In a separate bowl, mix together ground turkey, eggs, Italian breadcrumbs, parmesan cheese, minced garlic, salt and pepper. Once mixed, create 1-2 inch meatballs with your hands. **NOTE: I like to use a 1 TBSP spoon to scoop out and help create that ball mixture. Sometimes, they can tend to be small so feel free to add a little more to the scoop if needed.** Place meatballs on the same baking sheet as the tomatoes and randomly spread them out throughout.
Bake in the oven for 50 minutes checking on them every once in a while.
Remove from heat and let cool. Serve with spaghetti.

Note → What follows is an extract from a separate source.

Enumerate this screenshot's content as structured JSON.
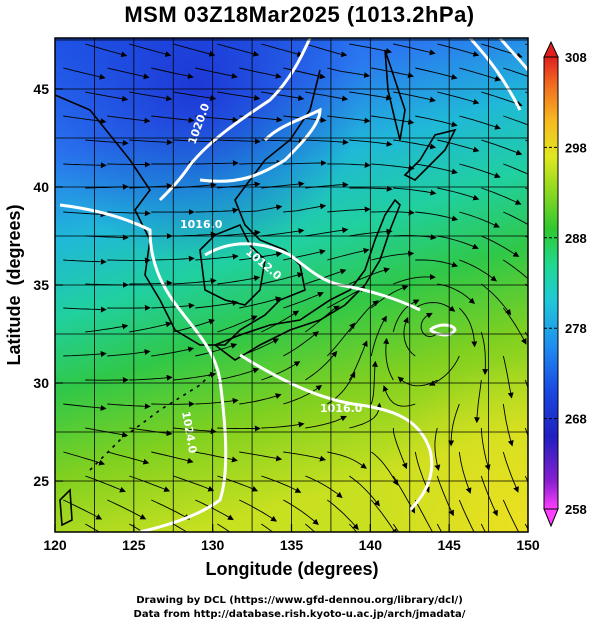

PRETTY PLATE PRESENTATION INSTRUCTIONS:
I like to start with plating the spaghetti nests first, then build around that. You can either build them as you go OR pre-build the spaghetti nests, set them all aside and then build. I just built them as I plated them up. To create these, take a large fork, stick them in the bowl of spaghetti and take a chunk out. Begin to twirl them around on a plate until you get that nest look.

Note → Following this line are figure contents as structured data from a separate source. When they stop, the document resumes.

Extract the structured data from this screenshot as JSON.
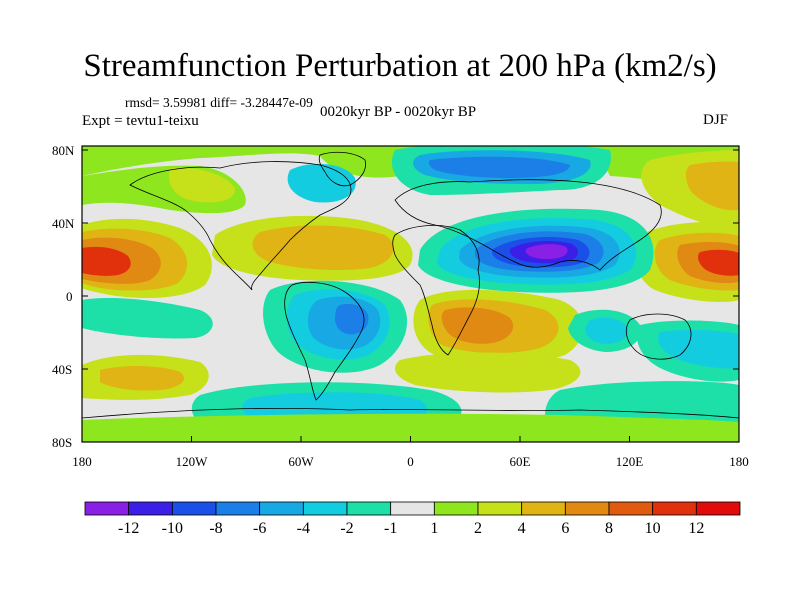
{
  "title": "Streamfunction Perturbation at 200 hPa (km2/s)",
  "stats": "rmsd= 3.59981 diff= -3.28447e-09",
  "experiment": "Expt = tevtu1-teixu",
  "period": "0020kyr BP - 0020kyr BP",
  "season": "DJF",
  "lat_ticks": [
    "80N",
    "40N",
    "0",
    "40S",
    "80S"
  ],
  "lon_ticks": [
    "180",
    "120W",
    "60W",
    "0",
    "60E",
    "120E",
    "180"
  ],
  "colorbar": {
    "labels": [
      "-12",
      "-10",
      "-8",
      "-6",
      "-4",
      "-2",
      "-1",
      "1",
      "2",
      "4",
      "6",
      "8",
      "10",
      "12"
    ],
    "colors": [
      "#8a1fe6",
      "#3c1fe6",
      "#1a4fe8",
      "#1c7fe8",
      "#18a8e4",
      "#14cce0",
      "#1ce0a8",
      "#e6e6e6",
      "#8ee61e",
      "#c6e01a",
      "#e0b414",
      "#e08a14",
      "#e05a10",
      "#e0300c",
      "#e00c0c"
    ]
  },
  "map_colors": {
    "neutral": "#e6e6e6",
    "green": "#8ee61e",
    "yellowgreen": "#c6e01a",
    "gold": "#e0b414",
    "orange": "#e08a14",
    "redorange": "#e05a10",
    "red": "#e0300c",
    "teal": "#1ce0a8",
    "cyan": "#14cce0",
    "sky": "#18a8e4",
    "blue": "#1c7fe8",
    "royal": "#1a4fe8",
    "indigo": "#3c1fe6",
    "purple": "#8a1fe6"
  }
}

Next, take your meatballs and place them randomly throughout the platter next to the spaghetti.
Then, do the same thing with the tomatoes. At this point, the platter should be full and pretty looking.
Add fresh basil leaves, both full leaves and chopped. Stick them in any other areas that feel bare or need some sprucing up.

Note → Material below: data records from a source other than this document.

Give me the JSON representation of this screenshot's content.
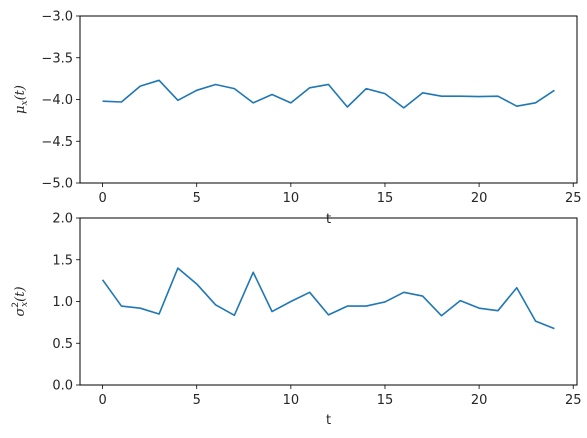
{
  "chart_data": [
    {
      "type": "line",
      "xlabel": "t",
      "ylabel": "μ",
      "ylabel_sub": "x",
      "ylabel_suffix": "(t)",
      "xlim": [
        -1.2,
        25.2
      ],
      "ylim": [
        -5.0,
        -3.0
      ],
      "xticks": [
        0,
        5,
        10,
        15,
        20,
        25
      ],
      "yticks": [
        -5.0,
        -4.5,
        -4.0,
        -3.5,
        -3.0
      ],
      "ytick_labels": [
        "−5.0",
        "−4.5",
        "−4.0",
        "−3.5",
        "−3.0"
      ],
      "grid": false,
      "series": [
        {
          "color": "#1f77b4",
          "x": [
            0,
            1,
            2,
            3,
            4,
            5,
            6,
            7,
            8,
            9,
            10,
            11,
            12,
            13,
            14,
            15,
            16,
            17,
            18,
            19,
            20,
            21,
            22,
            23,
            24
          ],
          "y": [
            -4.02,
            -4.03,
            -3.84,
            -3.77,
            -4.01,
            -3.89,
            -3.82,
            -3.87,
            -4.04,
            -3.94,
            -4.04,
            -3.86,
            -3.82,
            -4.09,
            -3.87,
            -3.93,
            -4.1,
            -3.92,
            -3.96,
            -3.96,
            -3.965,
            -3.96,
            -4.08,
            -4.04,
            -3.89
          ]
        }
      ]
    },
    {
      "type": "line",
      "xlabel": "t",
      "ylabel": "σ",
      "ylabel_sub": "x",
      "ylabel_sup": "2",
      "ylabel_suffix": "(t)",
      "xlim": [
        -1.2,
        25.2
      ],
      "ylim": [
        0.0,
        2.0
      ],
      "xticks": [
        0,
        5,
        10,
        15,
        20,
        25
      ],
      "yticks": [
        0.0,
        0.5,
        1.0,
        1.5,
        2.0
      ],
      "ytick_labels": [
        "0.0",
        "0.5",
        "1.0",
        "1.5",
        "2.0"
      ],
      "grid": false,
      "series": [
        {
          "color": "#1f77b4",
          "x": [
            0,
            1,
            2,
            3,
            4,
            5,
            6,
            7,
            8,
            9,
            10,
            11,
            12,
            13,
            14,
            15,
            16,
            17,
            18,
            19,
            20,
            21,
            22,
            23,
            24
          ],
          "y": [
            1.26,
            0.945,
            0.92,
            0.85,
            1.4,
            1.21,
            0.96,
            0.835,
            1.35,
            0.88,
            1.0,
            1.11,
            0.84,
            0.945,
            0.945,
            0.995,
            1.11,
            1.065,
            0.83,
            1.01,
            0.92,
            0.89,
            1.165,
            0.765,
            0.675
          ]
        }
      ]
    }
  ]
}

To add the final touches, sprinkle spaghetti with shredded parmesan cheese and black pepper.
INGREDIENTS: For the Chunky Garlic and Roasted Red Pepper Marinara Sauce
1 red bell pepper, chopped
Half of a yellow onion, finely diced
5 medium roma tomatoes, cut in half
8 garlic cloves, chopped in bigger pieces (not minced) + 1 TBSP minced garlic
1 14 oz. can tomato sauce
1 32 oz. can diced tomatoes with garlic and basil
2 bay leaves
1 TBSP fresh basil leaves, finely chopped
1 TBSP Italian seasoning
1 TSP sugar
Preheat oven to 450 degrees. Prepare the red bell pepper, onion, tomatoes and garlic.
Prepare a baking sheet, spray with non-stick spray and add bell peppers and tomatoes. Roast in the oven for 25 minutes or until soft. Once finished, remove from oven and let cool. Remove skin from tomatoes and place in a blender. Add 1 TSP salt, 1 TSP pepper and 1 TBSP minced garlic. Blend until smooth.
Heat a large pot over medium heat. Add chopped garlic and onions. Saute for 3 minutes. Add chunks of bell pepper and continue sautéing for another 2 minutes. Add cans of tomato sauce and diced tomatoes.
Add in basil leaves, italian seasoning and sugar and stir. Turn heat to low and simmer for 15 minutes.
Serve with pasta and meatballs on the side.